I wanted to continue with the post Getting Unstuck from the beginning of the month. There, I talked about becoming aware of something that is not working for you and then finding the baby steps it takes to make changes and move. Moving can be either a physical endeavor or a mental one; but I don't want to qualify it by saying "moving ahead". Any form of change will have some form of progress or regress or both. Setting a goal can help you to see what you would like to happen. It may take a little longer than you thought to get there, hence the potential for a step backward from time to time. A helpful way to sort through this step is with a pen and paper. Writing down what you want to change and putting it somewhere visible on a daily basis is a reminder, as well as a motivator.
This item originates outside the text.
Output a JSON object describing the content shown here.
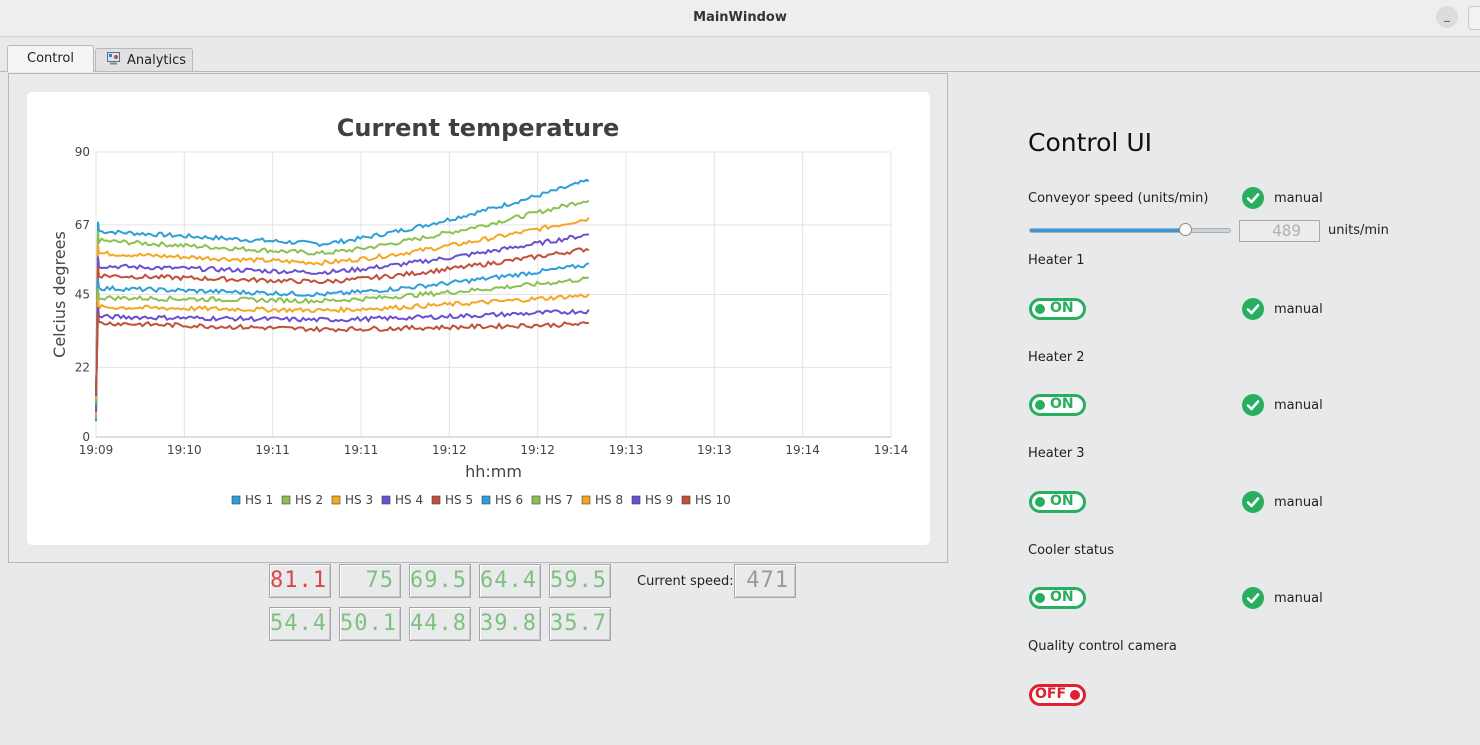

Don't know what to write or where to start...it can be as simple as writing down "I'm doing things differently from now on". I did that about 6 years ago at a difficult time in my life and was surprised how well I defended this decision (it was all I could do) and well, now my life is quite different , still with stress, but the kind I have control of now.
Here's a little gem from an article on Buddhism. I choose it because of it's relation to food and our thoughts.

In our society, we spend a tremendous amount of energy controlling what goes into our bodies. We obsess about what’s in our food and where it’s grown and how it may or may not be healthy for us. If we are what we eat, we are also what we think. There’s no better metaphor for the thoughts in our brains than the modern supermarket, with aisle after aisle of both useful and superfluous items, various brands of almost exactly the same thing.

The effort of replacing negative thoughts with positive ones is like replacing an enormous bag of potato chips with a fresh peach. Instead of reaching for the thing I usually reach for when I’m ravenously hungry, which will only leave me feeling sluggish and gorged, I could reach for something less immediately desirable that will leave me feeling better in the long run.

I’m not accomplished enough to get out of the supermarket, but I can try to be more discriminating about what I put into the cart—what I chose for myself out of the endless inventory. I can reach for the peach, try as much as possible for the diet of joyful thoughts.